The optical detection process starts with calibrating satellite sensors to correct for atmospheric interference, surface reflectance, and instrument noise, key steps to ensure the accuracy of spectral measurements. Once the data is collected, spectral unmixing algorithms are applied to isolate methane absorption features from those of other atmospheric gases and surface elements. To verify the presence of methane plumes, analysts use radiative transfer models that simulate how sunlight travels through the atmosphere and interacts with both surface features and gases. This approach makes it possible to quantify methane concentration increases relative to background levels.

One of the crucial aspects of the optical technique lies in the spectral resolution of the sensors, which must be sufficient to resolve methane absorption features clearly against the backdrop of reflected sunlight. The sensors’ spectral bands are carefully selected to maximize sensitivity to methane distinct absorption peaks, and calibration procedures are consistently applied to maintain spectral accuracy. Complementing the optical spectral data, ancillary data such as site location, operational status, and environmental conditions support the interpretation of the spectral signatures. The combination of spectral resolution, calibration, and modeling enables the detection of localized methane plumes at emission rates as low as 100 kg per hour, allowing for detailed source identification and quantification.

Results and Discussion

The study demonstrates that the optical satellite method effectively detected methane plumes at numerous waste disposal sites around the world, with a median emission rate of roughly 2.4 tonnes per hour. Thanks to the high spatial resolution, researchers were able to pinpoint open areas and active waste faces as the main sources of emissions within the larger facility boundaries. The findings show a strong imbalance in emission distribution: about 40% of the sites were responsible for 80% of the total detected emissions. Importantly, managed landfills equipped with cover systems and gas capture technologies showed significantly lower emissions per unit area compared to unmanaged dump sites, supporting the anticipated benefits of structured site management.

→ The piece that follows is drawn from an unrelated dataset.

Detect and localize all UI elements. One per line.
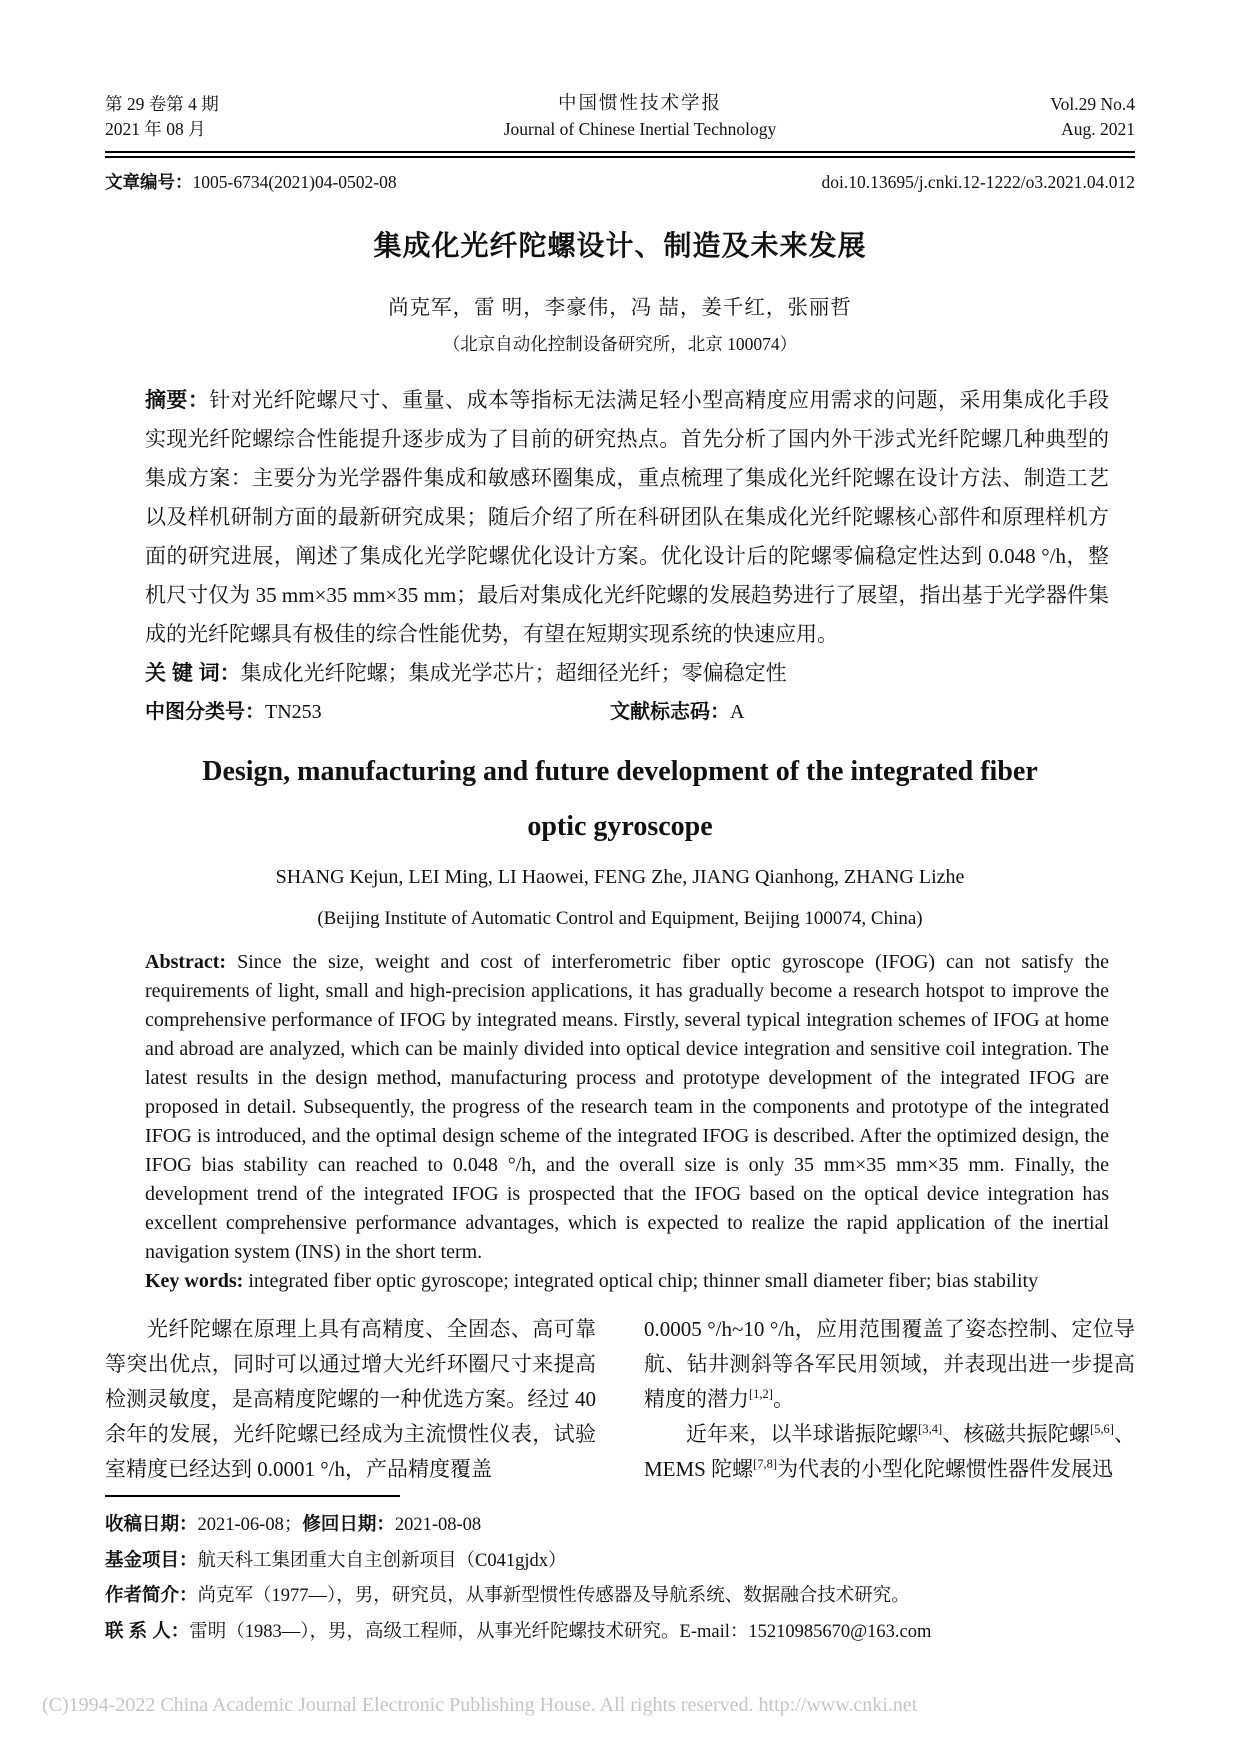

The optical detection method displayed notable advantages over traditional bottom-up estimates and coarse-resolution satellite products. It provided direct visualization of emission hotspots, offering insights into the spatial distribution of methane within each site, which is crucial for identifying targeted mitigation points. The ability to capture plume migration and variability over time highlighted the dynamic nature of emissions, emphasizing the importance of repeated observations for robust estimations. Moreover, the spectral data revealed that most methane emissions originated from open, non-covered parts of the landfills, coinciding with active waste addition points. This spatial detail informs operational strategies, such as focusing mitigation efforts on these critical zones.

Conclusion

This research highlights the value of optical satellite remote sensing in reducing uncertainties around methane emissions from waste disposal sites. By detecting spectral absorption features linked to methane, satellite sensors offer a detailed, wide-reaching, and time-sensitive view of emission hotspots across the globe. The study shows that a relatively small number of high-emitting sites contribute the bulk of total emissions, and that day-to-day operational practices play a major role in emission levels. The spatial detail provided by this approach offers actionable insights, indicating that focused management of open and active waste areas could lead to significant emission reductions. While atmospheric variability and spectral complexity remain challenges, the high spectral and spatial resolution of today’s optical satellites makes them well-suited for ongoing monitoring and supporting policy decisions.